- See also:: Other events of 1640; Timeline of Catalan history;

= 1640 in Catalonia =

Events from 1640 in Catalonia.

==Incumbents==
- Count of Barcelona – Philip III (suspended after 10 September)
- President of the Generalitat of Catalonia – Pau Claris

==Events==
- 28 January – The Spanish armies recovered the castle of Salses from French occupation.
- February–May – The Spanish soldiers remained in Catalonia, and the tensions between troops and Catalan peasants, who were forced to quarter them, increased.

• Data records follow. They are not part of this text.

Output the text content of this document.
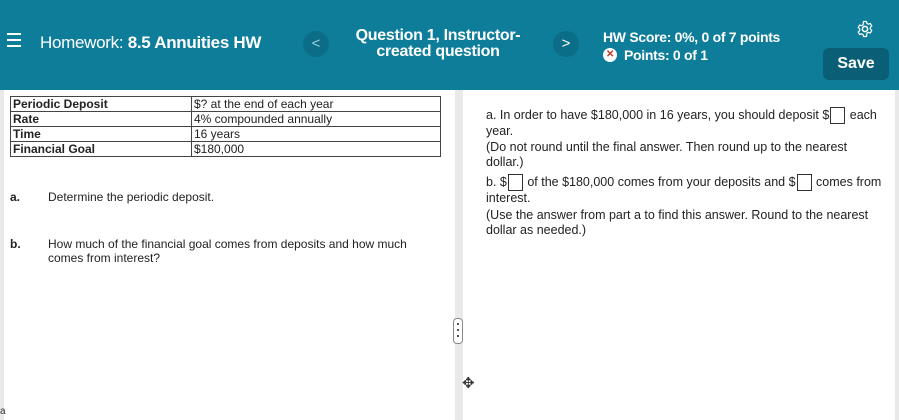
Homework: 8.5 Annuities HW	<	Question 1, Instructor-created question	>	HW Score: 0%, 0 of 7 points
✕ Points: 0 of 1	Save
Periodic Deposit	$? at the end of each year
Rate	4% compounded annually
Time	16 years
Financial Goal	$180,000
a. Determine the periodic deposit.
b. How much of the financial goal comes from deposits and how much comes from interest?
a. In order to have $180,000 in 16 years, you should deposit $ each year.
(Do not round until the final answer. Then round up to the nearest dollar.)
b. $ of the $180,000 comes from your deposits and $ comes from interest.
(Use the answer from part a to find this answer. Round to the nearest dollar as needed.)
✥
a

- 3 May – Riudarenes, a village near to Girona, was burn by Spanish soldiers.
- 14 May – Santa Coloma de Farners was burnt by Spanish soldiers.

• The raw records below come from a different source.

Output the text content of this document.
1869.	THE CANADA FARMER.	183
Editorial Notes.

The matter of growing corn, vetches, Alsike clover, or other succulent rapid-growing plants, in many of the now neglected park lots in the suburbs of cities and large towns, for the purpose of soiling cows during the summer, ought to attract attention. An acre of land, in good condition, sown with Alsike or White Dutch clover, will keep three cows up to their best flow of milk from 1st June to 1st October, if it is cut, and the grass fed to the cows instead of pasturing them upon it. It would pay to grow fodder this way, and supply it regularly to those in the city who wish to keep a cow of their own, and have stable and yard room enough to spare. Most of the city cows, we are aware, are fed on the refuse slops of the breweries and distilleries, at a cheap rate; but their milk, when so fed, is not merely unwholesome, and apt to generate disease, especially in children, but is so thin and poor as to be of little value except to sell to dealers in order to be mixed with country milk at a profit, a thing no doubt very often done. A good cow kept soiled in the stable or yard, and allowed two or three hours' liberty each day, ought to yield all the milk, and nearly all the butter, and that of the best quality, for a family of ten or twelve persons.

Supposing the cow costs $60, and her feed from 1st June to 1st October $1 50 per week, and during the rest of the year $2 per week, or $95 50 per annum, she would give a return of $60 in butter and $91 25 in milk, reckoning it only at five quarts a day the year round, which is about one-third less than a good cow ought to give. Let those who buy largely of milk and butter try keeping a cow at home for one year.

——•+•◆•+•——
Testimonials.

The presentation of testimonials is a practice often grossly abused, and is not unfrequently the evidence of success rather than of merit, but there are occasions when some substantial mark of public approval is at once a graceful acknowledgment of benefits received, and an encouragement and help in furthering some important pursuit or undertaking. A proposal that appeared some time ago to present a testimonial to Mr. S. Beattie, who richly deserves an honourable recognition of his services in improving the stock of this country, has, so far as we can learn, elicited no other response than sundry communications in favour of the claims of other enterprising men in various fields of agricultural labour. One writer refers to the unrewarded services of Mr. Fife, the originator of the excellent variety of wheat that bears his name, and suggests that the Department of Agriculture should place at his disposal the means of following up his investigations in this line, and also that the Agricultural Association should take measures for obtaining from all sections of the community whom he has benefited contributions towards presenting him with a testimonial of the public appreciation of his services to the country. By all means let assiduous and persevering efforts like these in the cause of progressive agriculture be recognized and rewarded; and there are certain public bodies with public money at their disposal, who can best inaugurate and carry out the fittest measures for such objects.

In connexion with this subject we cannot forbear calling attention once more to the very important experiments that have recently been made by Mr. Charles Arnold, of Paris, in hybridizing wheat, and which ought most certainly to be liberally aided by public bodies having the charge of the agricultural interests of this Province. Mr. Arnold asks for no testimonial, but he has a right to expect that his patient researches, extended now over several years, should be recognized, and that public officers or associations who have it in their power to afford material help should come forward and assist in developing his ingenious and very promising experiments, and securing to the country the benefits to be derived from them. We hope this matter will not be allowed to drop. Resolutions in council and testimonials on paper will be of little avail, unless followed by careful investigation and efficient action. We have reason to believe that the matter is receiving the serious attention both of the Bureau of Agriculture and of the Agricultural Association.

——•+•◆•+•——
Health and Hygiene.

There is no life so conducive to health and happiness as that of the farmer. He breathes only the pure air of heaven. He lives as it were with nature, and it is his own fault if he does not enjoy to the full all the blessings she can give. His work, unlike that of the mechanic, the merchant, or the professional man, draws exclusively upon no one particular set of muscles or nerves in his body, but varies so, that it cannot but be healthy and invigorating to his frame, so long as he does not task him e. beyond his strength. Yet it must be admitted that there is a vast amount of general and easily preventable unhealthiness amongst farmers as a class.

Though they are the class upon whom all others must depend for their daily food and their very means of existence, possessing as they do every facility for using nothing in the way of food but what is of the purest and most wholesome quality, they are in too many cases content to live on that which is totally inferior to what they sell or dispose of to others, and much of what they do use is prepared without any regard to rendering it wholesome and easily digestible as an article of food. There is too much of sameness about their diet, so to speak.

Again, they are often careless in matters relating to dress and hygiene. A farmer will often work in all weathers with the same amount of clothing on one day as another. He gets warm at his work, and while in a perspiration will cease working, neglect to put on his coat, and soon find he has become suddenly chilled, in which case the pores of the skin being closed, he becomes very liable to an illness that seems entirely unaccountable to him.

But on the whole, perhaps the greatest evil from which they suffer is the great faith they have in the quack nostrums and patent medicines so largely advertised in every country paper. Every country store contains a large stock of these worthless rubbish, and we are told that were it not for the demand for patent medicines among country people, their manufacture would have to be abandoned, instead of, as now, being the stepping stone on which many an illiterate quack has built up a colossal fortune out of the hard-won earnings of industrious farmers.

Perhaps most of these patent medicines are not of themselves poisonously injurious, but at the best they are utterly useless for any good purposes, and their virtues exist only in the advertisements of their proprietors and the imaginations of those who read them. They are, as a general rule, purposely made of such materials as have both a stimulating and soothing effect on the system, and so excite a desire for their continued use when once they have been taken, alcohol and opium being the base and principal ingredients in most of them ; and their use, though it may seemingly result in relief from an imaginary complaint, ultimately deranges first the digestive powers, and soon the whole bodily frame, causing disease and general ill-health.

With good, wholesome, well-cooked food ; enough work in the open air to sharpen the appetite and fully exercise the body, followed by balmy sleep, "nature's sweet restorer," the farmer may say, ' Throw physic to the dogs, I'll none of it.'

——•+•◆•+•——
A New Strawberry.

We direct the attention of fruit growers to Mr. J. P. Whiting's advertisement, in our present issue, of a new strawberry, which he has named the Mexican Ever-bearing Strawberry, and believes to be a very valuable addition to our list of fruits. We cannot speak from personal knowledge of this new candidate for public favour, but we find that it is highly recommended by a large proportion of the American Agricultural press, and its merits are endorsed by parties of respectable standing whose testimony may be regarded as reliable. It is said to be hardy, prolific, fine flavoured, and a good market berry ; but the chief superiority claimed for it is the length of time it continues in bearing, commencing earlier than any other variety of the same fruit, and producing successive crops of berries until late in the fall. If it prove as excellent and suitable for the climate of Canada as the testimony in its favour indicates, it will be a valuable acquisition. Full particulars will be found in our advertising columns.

- 22 May – Rebels liberated the deputy of the Generalitat Francesc de Tamarit from prison.
- 7 June – Corpus de Sang. The reapers stationed in Barcelona and Sant Andreu del Palomar started a riot in which the Viceroy of Catalonia, Dalmau de Queralt, Count of Santa Coloma was killed.

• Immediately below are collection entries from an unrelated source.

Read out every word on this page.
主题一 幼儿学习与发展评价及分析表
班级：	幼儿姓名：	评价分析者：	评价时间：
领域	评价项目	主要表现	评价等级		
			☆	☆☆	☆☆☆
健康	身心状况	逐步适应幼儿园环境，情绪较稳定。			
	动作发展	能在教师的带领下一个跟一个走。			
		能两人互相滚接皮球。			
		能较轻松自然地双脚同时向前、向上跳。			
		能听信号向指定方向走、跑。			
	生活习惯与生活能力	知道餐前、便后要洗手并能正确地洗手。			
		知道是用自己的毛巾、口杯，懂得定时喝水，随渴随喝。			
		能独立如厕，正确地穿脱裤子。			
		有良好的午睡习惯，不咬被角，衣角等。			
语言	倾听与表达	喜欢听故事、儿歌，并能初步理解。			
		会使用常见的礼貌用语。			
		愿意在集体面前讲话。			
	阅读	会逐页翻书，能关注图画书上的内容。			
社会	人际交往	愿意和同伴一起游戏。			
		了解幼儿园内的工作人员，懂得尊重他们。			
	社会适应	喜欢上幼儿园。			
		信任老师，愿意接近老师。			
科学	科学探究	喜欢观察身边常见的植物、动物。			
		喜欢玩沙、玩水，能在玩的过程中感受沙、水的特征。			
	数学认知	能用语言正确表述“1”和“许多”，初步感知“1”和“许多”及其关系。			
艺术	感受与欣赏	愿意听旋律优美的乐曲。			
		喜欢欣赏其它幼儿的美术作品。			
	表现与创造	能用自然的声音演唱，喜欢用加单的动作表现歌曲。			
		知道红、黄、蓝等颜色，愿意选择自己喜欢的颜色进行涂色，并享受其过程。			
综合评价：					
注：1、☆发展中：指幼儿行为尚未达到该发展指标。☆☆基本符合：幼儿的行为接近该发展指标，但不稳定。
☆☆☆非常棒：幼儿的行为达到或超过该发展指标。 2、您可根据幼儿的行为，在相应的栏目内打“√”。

- 7 September – Pact of Ceret between the Principality of Catalonia and the Kingdom of France, establishing a Franco-Catalan alliance.
- 10 September – Pau Claris, President of the Generalitat, summit the members of the Catalan Courts in order to form a Junta de Braços or Braços Generals (States-General), an extraordinary council, which assumes the sovereignty and suspends the Monarchy.
- 16 December – On its way to Barcelona, Spanish armies perpetrate the Cambrils massacre.